From Inspiration to Publication: Creative Longevity in Memoir and Fiction
with Adrienne Brodeur & Patti Callahan Henry
Do you ever wonder what story you want to tell and what genre will best serve it? Are you committed to writing for the long haul? Do you need help figuring out how to build a life to support your literary aspirations? If so, look no further – this workshop is for you!
Through lectures, generative exercises, small group conversations, and question and answer sessions, Patti and Adrienne will help you refine your story and its premise, identify its origins and sources of inspiration, and delve deeper. As you overcome resistance and draw from storytelling traditions, our exercises and conversations will be geared toward helping you determine the right genre for your work, find your voice, and build a sustainable life as a writer.
Our class will help you decide how best to tell your story, and what genre might serve your idea most powerfully. We take a long view of the writer’s life and the creative process, and we’ll share hacks and routines that will help you achieve a life of storytelling. We’ll discuss literary citizenry, creating community, how to turn off your inner critic, and other topics – all designed to help you forge a path toward the writer’s life and enable you to become part of something bigger.
4 Afternoons: Monday 11/6–Thursday 11/9 | 1:30-4:30pm
A $100 combination discount will be applied when registering for the conference at the same time.
$795.00
In stock
Adrienne Brodeur is the author of the novel, Little Monsters, and memoir, Wild Game: My Mother, Her Lover and Me, which was described by The New York Times Book Review as: “Exquisite and harrowing. . . . The book is so gorgeously written and deeply insightful, and with a line of narrative tension that never slacks, from the first page to the last, that it’s one you’ll likely read in a single, delicious sitting.”

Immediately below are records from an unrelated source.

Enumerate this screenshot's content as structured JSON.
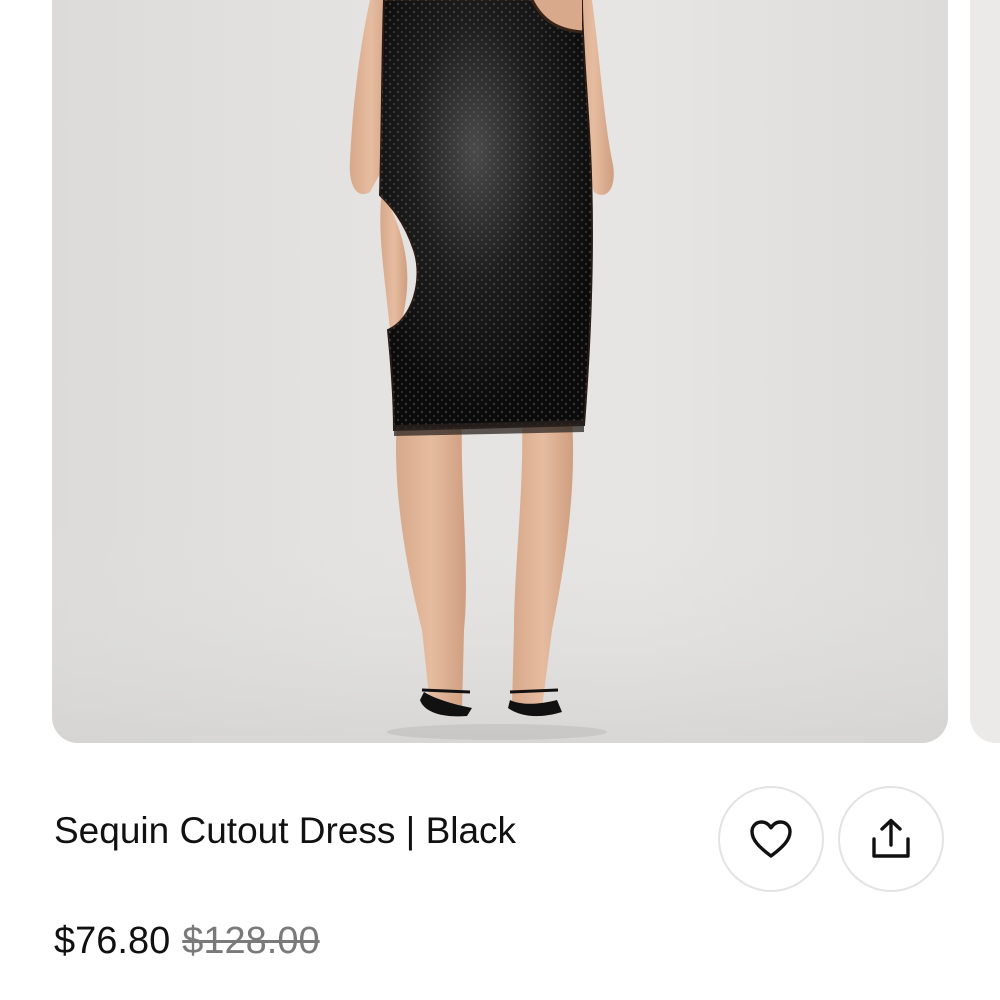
{
  "product": {
    "title": "Sequin Cutout Dress | Black",
    "price_current": "$76.80",
    "price_original": "$128.00"
  },
  "actions": {
    "favorite_icon": "heart-icon",
    "share_icon": "share-icon"
  },
  "colors": {
    "text": "#111111",
    "strikethrough_price": "#7a7a7a",
    "image_background": "#e4e3e1",
    "dress": "#151515"
  }
}
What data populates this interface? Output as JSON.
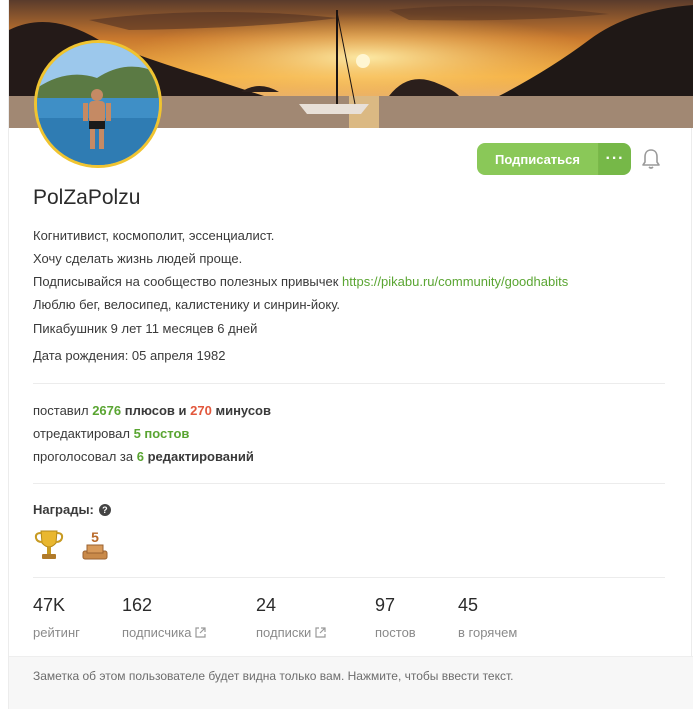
{
  "profile": {
    "username": "PolZaPolzu",
    "bio_lines": [
      "Когнитивист, космополит, эссенциалист.",
      "Хочу сделать жизнь людей проще."
    ],
    "bio_link_prefix": "Подписывайся на сообщество полезных привычек ",
    "bio_link_url": "https://pikabu.ru/community/goodhabits",
    "bio_last_line": "Люблю бег, велосипед, калистенику и синрин-йоку.",
    "tenure": "Пикабушник 9 лет 11 месяцев 6 дней",
    "birthday": "Дата рождения: 05 апреля 1982"
  },
  "actions": {
    "subscribe_label": "Подписаться",
    "more_label": "···",
    "bell_icon": "bell-icon"
  },
  "stats": {
    "plus_prefix": "поставил ",
    "plus_count": "2676",
    "plus_mid": " плюсов и ",
    "minus_count": "270",
    "minus_suffix": " минусов",
    "edited_prefix": "отредактировал ",
    "edited_value": "5 постов",
    "voted_prefix": "проголосовал за ",
    "voted_count": "6",
    "voted_suffix": " редактирований"
  },
  "awards": {
    "title": "Награды:",
    "help_icon": "?",
    "items": [
      "trophy-icon",
      "five-years-medal-icon"
    ]
  },
  "counters": [
    {
      "value": "47K",
      "label": "рейтинг",
      "external": false
    },
    {
      "value": "162",
      "label": "подписчика",
      "external": true
    },
    {
      "value": "24",
      "label": "подписки",
      "external": true
    },
    {
      "value": "97",
      "label": "постов",
      "external": false
    },
    {
      "value": "45",
      "label": "в горячем",
      "external": false
    }
  ],
  "note": {
    "text": "Заметка об этом пользователе будет видна только вам. Нажмите, чтобы ввести текст."
  },
  "colors": {
    "accent_green": "#8ac858",
    "link_green": "#5aa532",
    "minus_red": "#e2573c",
    "avatar_border": "#f0c430"
  }
}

Published in October 2019 by HMH Books, Wild Game’s film rights were bought by Chernin Entertainment and is in development as a Netflix film with Nick Hornby attached to adapt and Deniz Gamze Ergüven, the director of Mustang, attached to direct.
Adrienne has spent the past two decades of her professional life in the literary world, discovering voices, cultivating talent, and working to amplify underrepresented writers. Her publishing career began with founding the fiction magazine, Zoetrope: All-Story, with filmmaker Francis Ford Coppola, where she served as editor in chief from 1996-2002. The magazine has won the prestigious National Magazine Award for best fiction four times. In 2005, she became an editor at Harcourt (later, HMH Books), where she acquired and edited literary fiction and memoir. Adrienne left publishing in 2013 to become Creative Director — and later Executive Director — of Aspen Words, a literary arts nonprofit and program of the Aspen Institute.
Patti Callahan Henry is a New York Times, EPCA, Globe and Mail, and USA Today bestselling author of sixteen novels, including her newest, The Secret Book of Flora Lea. She’s also a podcast host of original content for her novels, Surviving Savannah and Becoming Mrs. Lewis.
She is the recipient of The Christy Award “Book of the Year”; The Harper Lee Distinguished Writer of the Year and the Alabama Library Association Book of the Year for Becoming Mrs. Lewis. She is the co-host and co-creator of the popular weekly online Friends and Fiction live web show and podcast. Patti was also a contributor to the monthly life lesson essay column for Parade Magazine. She’s published in numerous anthologies, articles, and short story collections, including an Audible Original about Florence Nightingale, titled Wild Swan narrated by the Tony Award winner, Cynthia Erivo.